L’Eglise traverse donc l’esprit du siècle, sans s’y réduire. Elle vient toujours d’avant et va après. Elle est toujours conservatrice, parce qu’elle se sait dépassée par plus grand qu’elle, et toujours progressiste, parce qu’elle ne se réduit pas aux catégories du monde.

Ne se reposant ni sur des « valeurs » ni sur des « modes », elle est trans-valeurs et trans-modes. C’est pourquoi elle évite d’employer le terme (récent) de « valeur », en lui préférant celui de « transcendantaux » (Beau, Vrai, Bien). La « valeur » est cette production sociale, ce symbole mis entre moi, autrui et le monde, pour l’évaluer. Mais l’Eglise n’évalue pas le monde ; d’une part parce que c’est à Dieu de juger, d’autre part parce qu’elle exerce justement cette mise en perspectives des « valeurs » qui portent une quelconque société. L’Eglise est sans valeurs, elle ne « vaut » rien d’elle-même, pour elle-même ou pour le monde, parce qu’elle ne reçoit d’évaluation que du Jugement Dernier.

 Voilà pourquoi elle s’adresse à l’ensemble du monde, et pas seulement à nos pays qui se veulent plus « éclairés » que les autres.

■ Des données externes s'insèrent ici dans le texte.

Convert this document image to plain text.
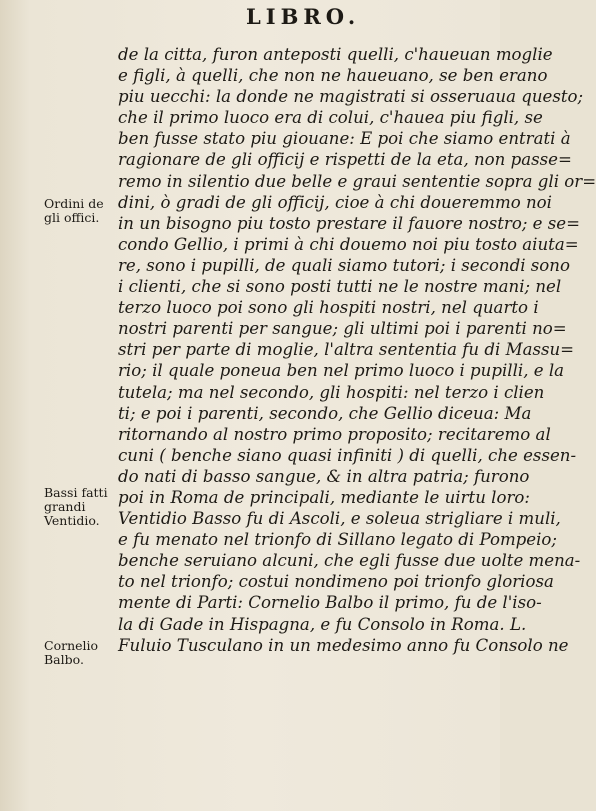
LIBRO.
de la citta, furon anteposti quelli, c'haueuan moglie
e figli, à quelli, che non ne haueuano, se ben erano
piu uecchi: la donde ne magistrati si osseruaua questo;
che il primo luoco era di colui, c'hauea piu figli, se
ben fusse stato piu giouane: E poi che siamo entrati à
ragionare de gli officij e rispetti de la eta, non passe=
remo in silentio due belle e graui sententie sopra gli or=
dini, ò gradi de gli officij, cioe à chi doueremmo noi
in un bisogno piu tosto prestare il fauore nostro; e se=
condo Gellio, i primi à chi douemo noi piu tosto aiuta=
re, sono i pupilli, de quali siamo tutori; i secondi sono
i clienti, che si sono posti tutti ne le nostre mani; nel
terzo luoco poi sono gli hospiti nostri, nel quarto i
nostri parenti per sangue; gli ultimi poi i parenti no=
stri per parte di moglie, l'altra sententia fu di Massu=
rio; il quale poneua ben nel primo luoco i pupilli, e la
tutela; ma nel secondo, gli hospiti: nel terzo i clien
ti; e poi i parenti, secondo, che Gellio diceua: Ma
ritornando al nostro primo proposito; recitaremo al
cuni ( benche siano quasi infiniti ) di quelli, che essen-
do nati di basso sangue, & in altra patria; furono
poi in Roma de principali, mediante le uirtu loro:
Ventidio Basso fu di Ascoli, e soleua strigliare i muli,
e fu menato nel trionfo di Sillano legato di Pompeio;
benche seruiano alcuni, che egli fusse due uolte mena-
to nel trionfo; costui nondimeno poi trionfo gloriosa
mente di Parti: Cornelio Balbo il primo, fu de l'iso-
la di Gade in Hispagna, e fu Consolo in Roma. L.
Fuluio Tusculano in un medesimo anno fu Consolo ne
Ordini de
gli offici.
Bassi fatti
grandi
Ventidio.
Cornelio
Balbo.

L’Europe n’est pas l’Eglise, et l’Eglise n’est pas l’Europe. Pour un catholique, Rome est la capitale du monde. Urbs caput orbis. Nul européanismo-centrisme. Jacques Maritain disait déjà que l’Eglise « n’apporte pas au monde les bienfaits de la civilisation, mais le Sang du Christ et la Béatitude surnaturelle » (Grandeur et misère de la métaphysique, 9). Autrement dit qu’elle n’a sur le monde qu’une influence spirituelle, et si cela n’échappe pas déjà au politique, c’est au moins déjà actif dans la sphère pré-politique qui détermine en grande partie les options prises consciemment dans l’activité sociale.

« L’Eglise est une réalité vivante, comme un être vivant qui se transforme au fil du temps et reste reste toujours lui même. » (Benoit XVI devant les cardinaux, le 28 février 2013)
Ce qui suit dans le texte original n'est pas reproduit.